Tom Williams/CQ Roll Call via AP Images
The Health Breach Notification Rule requires companies with access to personal health records to explain to consumers when that data has been shared without their knowledge.
The old adage about the internet platform economy goes like this: “If something is free, you are the product.” Facebook, Google, and other sites invite users into a world and try to keep them there as long as possible to target ads, conducting mass surveillance that tracks your every waking move. And this has been effectively sanctioned through a disinclination to enforce various privacy rights and laws.
While it’s easy to blame Big Tech for this conduct, those companies also rely on partners who sell them information to use in their targeted surveillance regimes. The Federal Trade Commission took action against one of them today, in what could become a model for how to handle the panopticon economy in the future.
Anyone who has had their insurance company deny access to a prescription drug (in other words, anyone) has probably heard of GoodRx, which provides free discount coupons for medications. I have often wondered how they make that work economically. In part, it’s because they do the legwork of finding the cheapest of the various drug prices across the country, and negotiating with drug companies to broaden them. But that’s not really a moneymaking strategy for GoodRx. For that, it turns out that you are the product.
Consumer Reports broke the story in March 2020 that GoodRx sells customer data to over a dozen internet companies, including Google and Facebook. This allows tech firms to tie the names of the medications people research to their phone or laptop.

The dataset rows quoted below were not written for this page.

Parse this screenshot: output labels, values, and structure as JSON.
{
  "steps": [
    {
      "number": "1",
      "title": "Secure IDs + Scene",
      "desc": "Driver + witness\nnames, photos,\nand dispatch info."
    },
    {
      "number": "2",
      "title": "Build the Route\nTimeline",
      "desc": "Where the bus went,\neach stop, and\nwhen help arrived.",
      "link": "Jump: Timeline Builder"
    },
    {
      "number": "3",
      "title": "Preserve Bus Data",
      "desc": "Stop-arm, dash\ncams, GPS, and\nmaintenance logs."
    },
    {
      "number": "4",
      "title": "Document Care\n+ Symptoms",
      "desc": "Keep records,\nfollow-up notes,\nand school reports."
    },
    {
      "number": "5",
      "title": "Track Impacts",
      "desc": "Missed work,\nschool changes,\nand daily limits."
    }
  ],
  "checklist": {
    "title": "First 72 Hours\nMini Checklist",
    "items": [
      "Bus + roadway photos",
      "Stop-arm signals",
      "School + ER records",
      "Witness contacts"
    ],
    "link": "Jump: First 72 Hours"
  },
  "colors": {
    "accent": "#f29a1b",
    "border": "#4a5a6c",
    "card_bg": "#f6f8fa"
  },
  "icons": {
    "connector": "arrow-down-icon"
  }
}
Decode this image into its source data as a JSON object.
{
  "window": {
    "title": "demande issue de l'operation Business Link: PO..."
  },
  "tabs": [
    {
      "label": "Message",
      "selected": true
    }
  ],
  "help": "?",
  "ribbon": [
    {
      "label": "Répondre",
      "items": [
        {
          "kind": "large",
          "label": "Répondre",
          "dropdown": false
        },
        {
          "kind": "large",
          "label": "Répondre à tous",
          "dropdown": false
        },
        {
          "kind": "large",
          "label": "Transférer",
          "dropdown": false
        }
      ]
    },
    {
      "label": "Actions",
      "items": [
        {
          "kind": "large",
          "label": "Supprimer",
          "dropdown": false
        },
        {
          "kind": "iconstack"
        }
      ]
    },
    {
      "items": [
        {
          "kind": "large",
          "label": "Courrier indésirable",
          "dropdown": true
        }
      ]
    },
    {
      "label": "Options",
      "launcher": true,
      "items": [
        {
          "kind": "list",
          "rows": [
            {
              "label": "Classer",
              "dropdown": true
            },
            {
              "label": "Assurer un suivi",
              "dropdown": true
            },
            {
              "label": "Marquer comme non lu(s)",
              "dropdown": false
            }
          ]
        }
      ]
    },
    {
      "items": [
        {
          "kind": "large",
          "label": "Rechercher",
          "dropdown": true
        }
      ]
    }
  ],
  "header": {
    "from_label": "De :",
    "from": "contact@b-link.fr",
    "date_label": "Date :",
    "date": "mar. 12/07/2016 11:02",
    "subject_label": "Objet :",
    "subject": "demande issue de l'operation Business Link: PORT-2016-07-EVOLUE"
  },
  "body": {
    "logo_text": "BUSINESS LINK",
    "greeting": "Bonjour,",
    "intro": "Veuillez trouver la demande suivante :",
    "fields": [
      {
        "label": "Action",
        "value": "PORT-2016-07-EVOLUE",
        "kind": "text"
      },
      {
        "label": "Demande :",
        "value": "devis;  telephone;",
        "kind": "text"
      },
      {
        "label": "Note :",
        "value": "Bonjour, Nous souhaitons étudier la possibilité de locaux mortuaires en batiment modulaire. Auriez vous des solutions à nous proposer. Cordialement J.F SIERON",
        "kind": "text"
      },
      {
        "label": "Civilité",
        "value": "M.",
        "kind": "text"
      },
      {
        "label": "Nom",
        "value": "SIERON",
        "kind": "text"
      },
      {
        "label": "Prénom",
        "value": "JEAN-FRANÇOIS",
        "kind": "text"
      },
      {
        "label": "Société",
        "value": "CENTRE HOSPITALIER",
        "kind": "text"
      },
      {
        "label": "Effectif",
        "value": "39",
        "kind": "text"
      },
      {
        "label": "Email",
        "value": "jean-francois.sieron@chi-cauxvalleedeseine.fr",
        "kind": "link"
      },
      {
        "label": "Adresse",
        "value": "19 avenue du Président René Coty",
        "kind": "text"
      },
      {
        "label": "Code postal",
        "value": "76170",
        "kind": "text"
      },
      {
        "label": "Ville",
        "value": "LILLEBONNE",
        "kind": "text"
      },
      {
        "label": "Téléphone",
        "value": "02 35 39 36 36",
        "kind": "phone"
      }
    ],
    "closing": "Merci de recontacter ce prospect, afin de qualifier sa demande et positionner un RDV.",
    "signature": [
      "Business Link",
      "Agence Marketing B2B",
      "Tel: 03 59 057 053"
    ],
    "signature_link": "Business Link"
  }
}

It also violates health privacy laws, which are among the strongest. The FTC has had a Health Breach Notification Rule in place since 2009, which requires companies with access to personal health records to explain to consumers when that data has been shared with others without their knowledge. In September 2021, under new chair Lina Khan, the agency warned health apps that they must comply with the rule. Yesterday, it took action against GoodRx, wielding the health breach rule for the first time.

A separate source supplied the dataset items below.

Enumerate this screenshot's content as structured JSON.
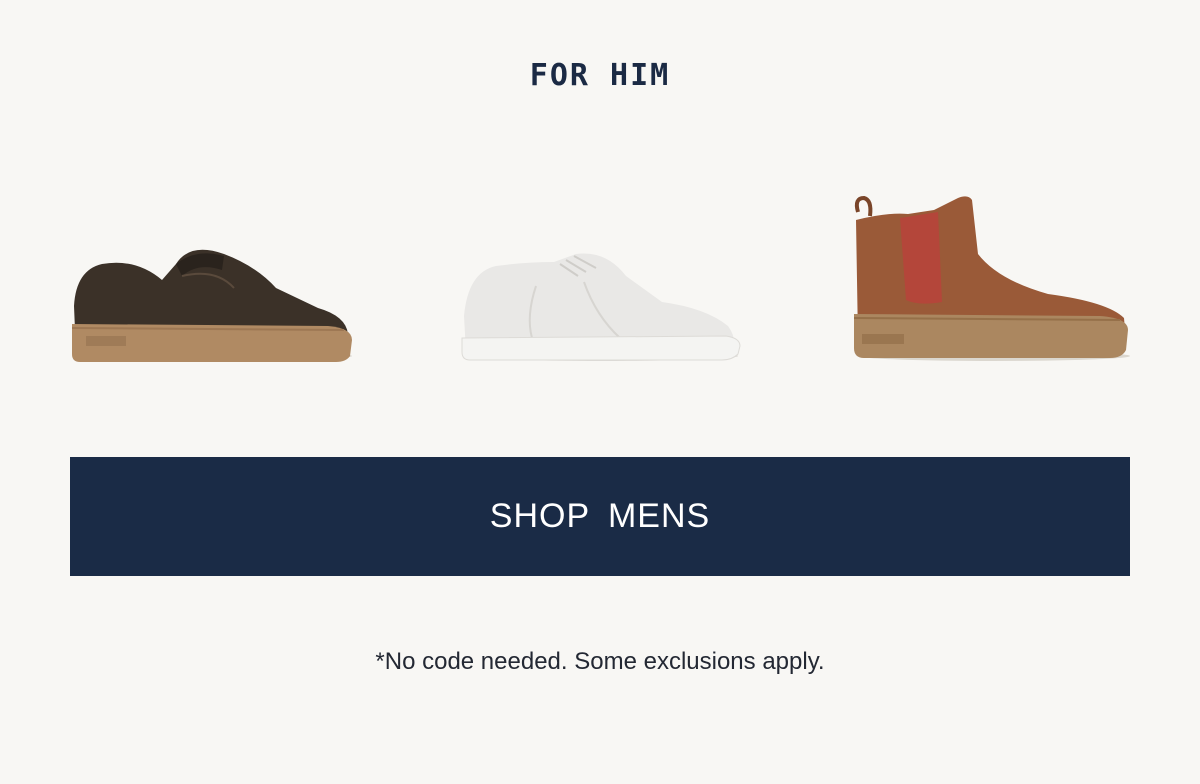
{
  "section": {
    "heading": "FOR HIM"
  },
  "products": [
    {
      "icon": "slip-on-sneaker-icon",
      "color": "#3b3128",
      "sole_color": "#b08a63"
    },
    {
      "icon": "white-lace-up-sneaker-icon",
      "color": "#e9e8e6",
      "sole_color": "#f4f4f2"
    },
    {
      "icon": "chelsea-boot-icon",
      "color": "#9a5a38",
      "sole_color": "#ab8760"
    }
  ],
  "cta": {
    "label": "SHOP MENS",
    "background": "#1a2b46"
  },
  "disclaimer": "*No code needed. Some exclusions apply.",
  "colors": {
    "page_background": "#f8f7f4",
    "heading": "#1b2a44",
    "cta_text": "#ffffff"
  }
}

The fine of $1.5 million was smaller than I’d have liked. But beyond that, the FTC prohibited GoodRx from sharing user data with any third parties for the purpose of selling ads, required it to seek user consent (in a straightforward manner, without deceptive user screens) for any sharing of health information whatsoever, forced it to get third parties to delete the data they have, and limited the time frame for GoodRx to retain that data. This is the first time a government agency has asserted that sharing health data for ads is illegal.
The FTC has issued an advance notice of proposed rulemaking on digital surveillance, and you could see this order as the blueprint for how to proceed with that: banning some forms of surveillance and data sharing, requiring direct consent for all others, and limiting data retention. You could see other rules layered onto that, but that’s the core. (I would love if regulators banned targeted advertising altogether, and hopefully we’ll get there someday.)
We’ve become so accustomed to getting ripped off, or having our data used against us, that when the government tries to ban junk fees (as the president announced yesterday) or prevent surveillance marketing, industries that rely on such tactics freak out. That must mean that Lina Khan and her colleagues are doing something right.